No Fly Drones, a free tool to help drone users understand the airspace they’re planning to fly in, has been launched to flag danger areas of military airspace, prohibited regions and restricted zones.
The interactive mapping tool, while not certified by any governing body, may serve as a useful application for enthusiasts in Lincolnshire, where airspace is often restricted.
Check out Lincolnshire’s No Fly Drones:
In Lincoln, much of the north of the city is covered by a restricted area (orange), centralised at RAF Scampton. Restricted areas are often in place to protect sensitive locations such as prisons or nuclear facilities.
There are also a number of controlled airspaces (blue).
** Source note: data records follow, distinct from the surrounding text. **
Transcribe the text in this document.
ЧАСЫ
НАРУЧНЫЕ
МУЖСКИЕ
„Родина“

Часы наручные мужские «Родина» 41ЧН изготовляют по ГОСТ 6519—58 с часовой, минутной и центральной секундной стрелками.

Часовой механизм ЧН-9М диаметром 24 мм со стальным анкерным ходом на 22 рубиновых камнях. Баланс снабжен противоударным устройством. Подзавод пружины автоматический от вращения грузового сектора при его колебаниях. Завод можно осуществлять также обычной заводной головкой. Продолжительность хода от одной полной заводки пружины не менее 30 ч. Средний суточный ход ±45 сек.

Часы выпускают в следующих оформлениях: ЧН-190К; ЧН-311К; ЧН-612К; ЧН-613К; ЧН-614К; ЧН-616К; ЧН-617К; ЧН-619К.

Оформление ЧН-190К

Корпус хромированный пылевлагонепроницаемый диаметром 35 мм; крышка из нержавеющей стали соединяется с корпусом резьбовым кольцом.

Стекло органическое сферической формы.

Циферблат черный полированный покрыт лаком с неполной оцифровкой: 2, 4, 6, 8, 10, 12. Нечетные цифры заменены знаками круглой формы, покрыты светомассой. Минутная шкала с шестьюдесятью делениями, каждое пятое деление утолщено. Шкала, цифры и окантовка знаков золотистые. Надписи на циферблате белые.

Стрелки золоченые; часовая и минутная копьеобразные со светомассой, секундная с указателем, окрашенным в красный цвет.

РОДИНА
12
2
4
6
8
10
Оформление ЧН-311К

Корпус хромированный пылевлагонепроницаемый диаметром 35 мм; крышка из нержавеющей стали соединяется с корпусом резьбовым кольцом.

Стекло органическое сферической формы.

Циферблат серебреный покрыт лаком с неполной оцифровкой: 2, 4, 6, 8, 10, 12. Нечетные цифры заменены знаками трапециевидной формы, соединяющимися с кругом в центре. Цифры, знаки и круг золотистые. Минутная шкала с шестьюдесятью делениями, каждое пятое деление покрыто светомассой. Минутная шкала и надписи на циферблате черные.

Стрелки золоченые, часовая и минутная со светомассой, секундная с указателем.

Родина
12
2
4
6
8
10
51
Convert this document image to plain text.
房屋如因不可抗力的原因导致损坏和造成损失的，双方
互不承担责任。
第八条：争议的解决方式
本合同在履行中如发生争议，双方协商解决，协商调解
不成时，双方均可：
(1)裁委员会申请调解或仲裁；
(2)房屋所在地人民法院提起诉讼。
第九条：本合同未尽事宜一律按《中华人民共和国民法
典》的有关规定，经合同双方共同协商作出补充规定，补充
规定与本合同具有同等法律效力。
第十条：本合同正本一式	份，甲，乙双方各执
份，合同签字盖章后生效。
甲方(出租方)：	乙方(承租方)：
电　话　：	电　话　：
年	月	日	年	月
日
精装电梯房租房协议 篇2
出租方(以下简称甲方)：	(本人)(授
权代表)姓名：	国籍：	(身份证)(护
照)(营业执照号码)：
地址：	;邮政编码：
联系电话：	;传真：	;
In these zones, if you are operating a drone above 7kg you must not fly in these areas without prior permission from the air traffic service provider controlling that airspace.
Also known as remotely piloted aircraft systems (PRAS) or unmanned aerial vehicles (UAV), the devices were once preserved to the military.
Consumer or ‘civilian drones’ have however become increasingly popular and affordable, and offer much more than your average toy.
Government rules surrounding the use of drones are still evolving, however anyone can buy and fly a drone as long as it weighs less than 20kg and it is not being used for commercial reasons.
Limits exist within congested areas, danger areas and prohibited airspaces.
No drone zones over prisons
Last week, Justice Secretary Liz Truss revealed plans to impose no-fly zones over jails in a bid to prevent drones being used to smuggle drugs and mobile phones into prisons.
New laws were introduced by ministers in November last year to stop people using drones in the vicinity of prisons, with those convicted facing two years in prison.
But new advanced proposals under consideration include building coordinates of prisons into drone technology in order to repel them from the areas.
According to results of a recent Freedom of Information Request by the Press Association, there were 33 incidents of drones smuggling goods into UK prisons in 2015, compared with two the year before.
No flying drones were reported over or around Lincoln prison in the years 2014 and 2015.